Weather and the Earth's atmosphere is naturally a chaotic system whereas machine learning is often better suited to predict regular things, is machine learning really applicable to chaotic systems?

(Calhoun) Maria sent me a really interesting paper investigating this question. What they found was that some of these machine learning models cannot successfully replicate the upscale growth of small errors that are present in traditional physics-based models (also known as chaos). This is a great question—and really an open one. These AI systems that make predictions from data do have good forecasting skill, but the question is, are they encoding the fundamental behavior of the system? Or are they focusing on reducing error as defined in the loss function? And the answer at this point is, we don't really know yet.

Growing up, I've felt like the rains are getting shorter and more intense. Is this true? Is there some example you can give us that helps quantify this trend?

(Perez Carrasquilla) Models do show that the climate is changing—in some regions, the characteristics of extreme events/rainfall/periods with certain temperatures are changing. However, despite our current knowledge, there still exists a range of outcomes regarding the specific spatial characteristics of these changes, meaning in which regions they occur.There's also a range of possible outcomes about how strong these changes will be. Though there is a lot of literature about which physical processes are responsible for some of these changes, it's still an open field. 

Based on the latest data, when would the Gulf Stream slow down to a halt and interrupt our Earth systems? What are the projected direct consequences of this? They've taught us about this since my undergrad 10 years ago but I have no idea on the latest data/projections.

(Hall) The Gulf Stream is often conflated with the northward branch of the Atlantic Meridional Overturning Circulation (AMOC). The Gulf Stream is at least partially the result of a conservation of potential vorticity (rotational energy from the Earth spinning), which is related to the North Atlantic gyre rather than AMOC. There's also an aspect that's driven by salt and heat gradients—which would be AMOC—and that's the contentious part where there's a range of outcomes.

Assuming you use a black-box model for machine learning, after the machine has detected some kind of pattern, how do you go about trying to understand it? Is there a process to use that can help derive equations, relationships between variables, etc.?

(Molina) Explainable AI (XAI) has a range of methods that can be used to explain deep learning models after they have been trained. These include variable importance type analyses, heat maps that show where a neural network is looking for a prediction (e.g. layer-wise relevance propagation) and symbolic regression (which can provide a mathematical equation describing a relationship among the data). All these methods are available open source.

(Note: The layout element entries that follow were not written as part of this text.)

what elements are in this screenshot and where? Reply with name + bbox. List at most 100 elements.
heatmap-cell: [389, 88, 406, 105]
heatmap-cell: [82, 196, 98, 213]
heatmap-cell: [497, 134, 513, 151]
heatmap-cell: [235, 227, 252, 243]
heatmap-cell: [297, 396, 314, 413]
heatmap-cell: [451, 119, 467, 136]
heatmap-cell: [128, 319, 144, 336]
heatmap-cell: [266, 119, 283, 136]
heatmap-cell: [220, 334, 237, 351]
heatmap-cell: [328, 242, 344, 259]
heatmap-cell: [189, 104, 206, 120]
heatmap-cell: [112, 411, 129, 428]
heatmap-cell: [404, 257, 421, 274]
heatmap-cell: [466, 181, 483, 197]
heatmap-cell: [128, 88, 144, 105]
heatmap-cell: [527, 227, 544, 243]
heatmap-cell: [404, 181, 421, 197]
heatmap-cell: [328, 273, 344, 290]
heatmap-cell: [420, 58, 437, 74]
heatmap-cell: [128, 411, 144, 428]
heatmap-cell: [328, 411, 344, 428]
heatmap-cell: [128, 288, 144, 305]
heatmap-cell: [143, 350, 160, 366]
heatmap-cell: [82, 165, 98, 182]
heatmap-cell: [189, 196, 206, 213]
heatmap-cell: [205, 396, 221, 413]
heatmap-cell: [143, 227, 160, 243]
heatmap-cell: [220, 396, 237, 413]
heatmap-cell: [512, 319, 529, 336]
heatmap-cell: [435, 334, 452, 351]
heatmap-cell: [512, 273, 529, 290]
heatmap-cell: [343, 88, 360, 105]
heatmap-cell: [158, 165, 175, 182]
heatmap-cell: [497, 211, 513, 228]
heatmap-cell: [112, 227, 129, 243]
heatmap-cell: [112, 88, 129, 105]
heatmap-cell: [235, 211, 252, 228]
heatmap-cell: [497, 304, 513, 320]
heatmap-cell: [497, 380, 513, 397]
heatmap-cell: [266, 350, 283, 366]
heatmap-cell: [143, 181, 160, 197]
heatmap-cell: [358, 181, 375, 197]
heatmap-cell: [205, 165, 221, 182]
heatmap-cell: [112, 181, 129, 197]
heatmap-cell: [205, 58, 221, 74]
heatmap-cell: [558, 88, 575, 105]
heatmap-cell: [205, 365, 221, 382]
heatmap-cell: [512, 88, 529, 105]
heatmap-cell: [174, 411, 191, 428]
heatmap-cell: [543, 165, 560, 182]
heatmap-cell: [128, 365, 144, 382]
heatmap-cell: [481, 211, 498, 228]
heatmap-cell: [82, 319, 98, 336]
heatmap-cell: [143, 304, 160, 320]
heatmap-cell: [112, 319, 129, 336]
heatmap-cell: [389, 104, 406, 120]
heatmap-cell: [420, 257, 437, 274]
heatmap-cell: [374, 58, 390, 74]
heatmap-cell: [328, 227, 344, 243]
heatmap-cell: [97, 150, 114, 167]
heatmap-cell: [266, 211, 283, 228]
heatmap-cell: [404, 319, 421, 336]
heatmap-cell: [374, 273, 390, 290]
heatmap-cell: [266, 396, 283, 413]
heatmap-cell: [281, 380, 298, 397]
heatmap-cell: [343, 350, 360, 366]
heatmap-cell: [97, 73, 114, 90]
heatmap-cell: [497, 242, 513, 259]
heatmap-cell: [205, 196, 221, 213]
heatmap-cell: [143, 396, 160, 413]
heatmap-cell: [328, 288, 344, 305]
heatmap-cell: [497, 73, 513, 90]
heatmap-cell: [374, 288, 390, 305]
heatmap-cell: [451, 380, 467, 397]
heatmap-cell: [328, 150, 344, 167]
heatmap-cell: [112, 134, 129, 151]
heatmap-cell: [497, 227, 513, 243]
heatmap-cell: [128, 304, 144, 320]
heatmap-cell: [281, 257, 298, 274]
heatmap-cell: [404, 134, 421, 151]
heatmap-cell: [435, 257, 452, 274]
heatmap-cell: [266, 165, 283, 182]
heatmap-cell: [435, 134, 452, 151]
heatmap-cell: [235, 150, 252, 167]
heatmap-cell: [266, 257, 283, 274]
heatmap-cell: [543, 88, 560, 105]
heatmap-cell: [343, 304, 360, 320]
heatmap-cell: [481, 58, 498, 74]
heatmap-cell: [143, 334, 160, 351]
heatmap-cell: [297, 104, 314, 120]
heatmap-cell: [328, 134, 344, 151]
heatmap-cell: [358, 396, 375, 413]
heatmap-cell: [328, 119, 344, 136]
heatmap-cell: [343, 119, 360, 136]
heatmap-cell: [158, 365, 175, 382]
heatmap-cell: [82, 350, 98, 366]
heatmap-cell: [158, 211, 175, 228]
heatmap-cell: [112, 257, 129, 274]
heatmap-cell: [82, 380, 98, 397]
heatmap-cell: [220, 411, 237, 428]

How do the last two years of global weather compare to the last Intergovernmental Panel on Climate Change (IPCC) report forecasts? 

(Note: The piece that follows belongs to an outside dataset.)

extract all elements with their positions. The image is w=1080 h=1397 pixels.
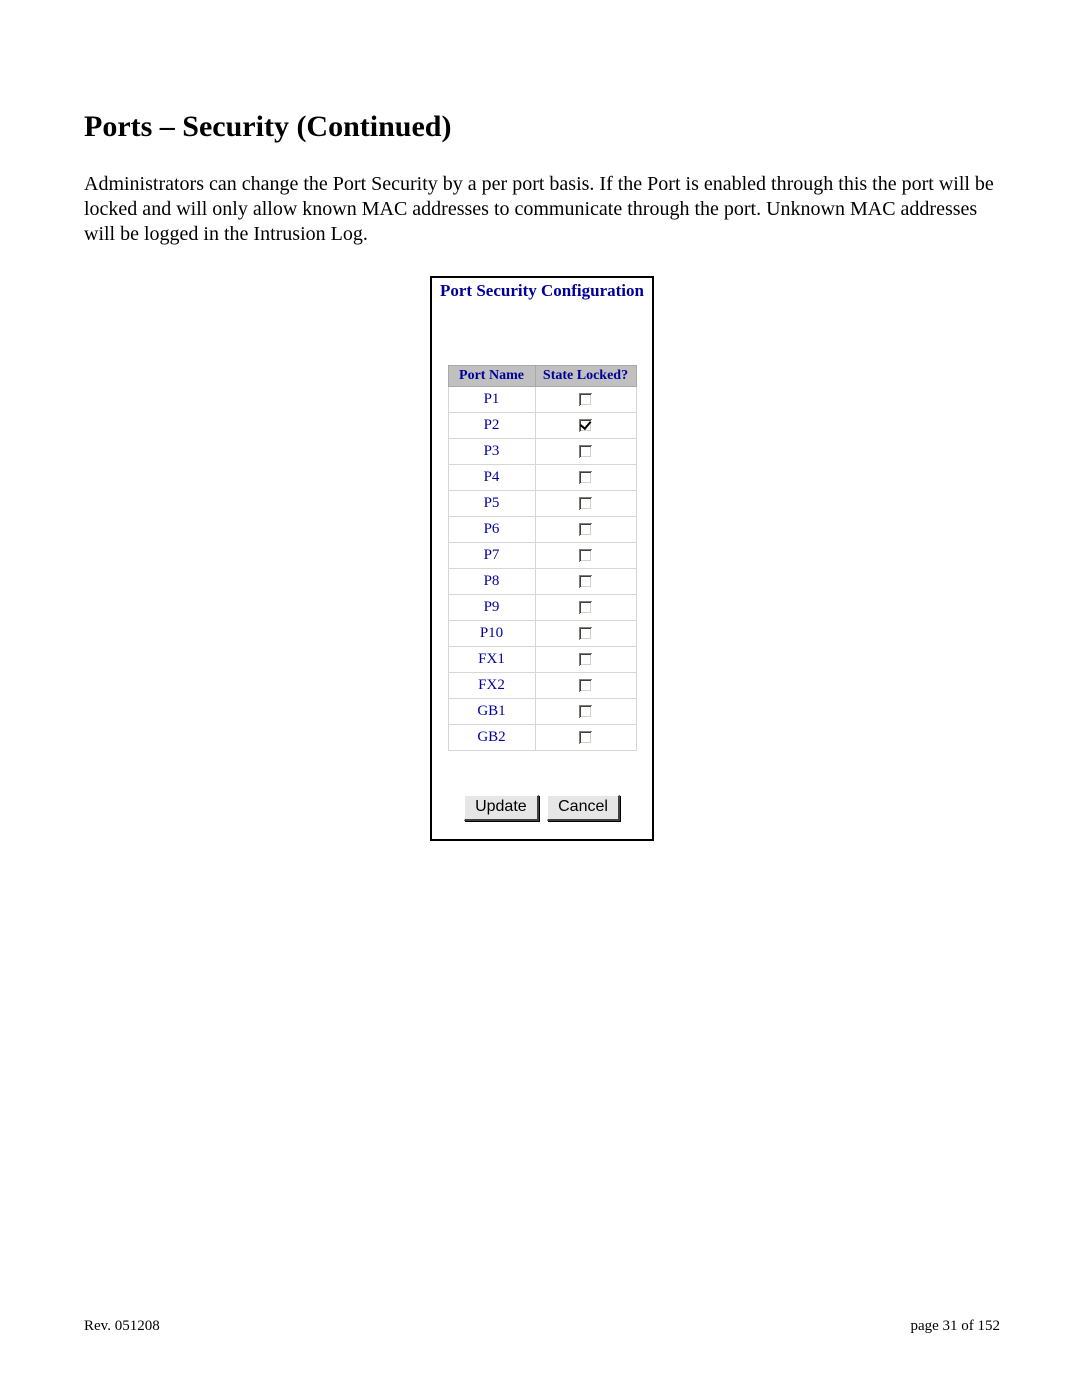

(Group) The IPCC report does not issue forecasts, so there's not really a way for us to evaluate the last two years against it. The IPCC just reflects our current best scientific understanding of the processes and effects of climate change. They're taking climate model simulations running out to 2100 under different emissions scenarios from different modeling centers and referencing the latest research. You can take a look at the Community Earth System Model or other models to take a look at different climate model tracks for the future.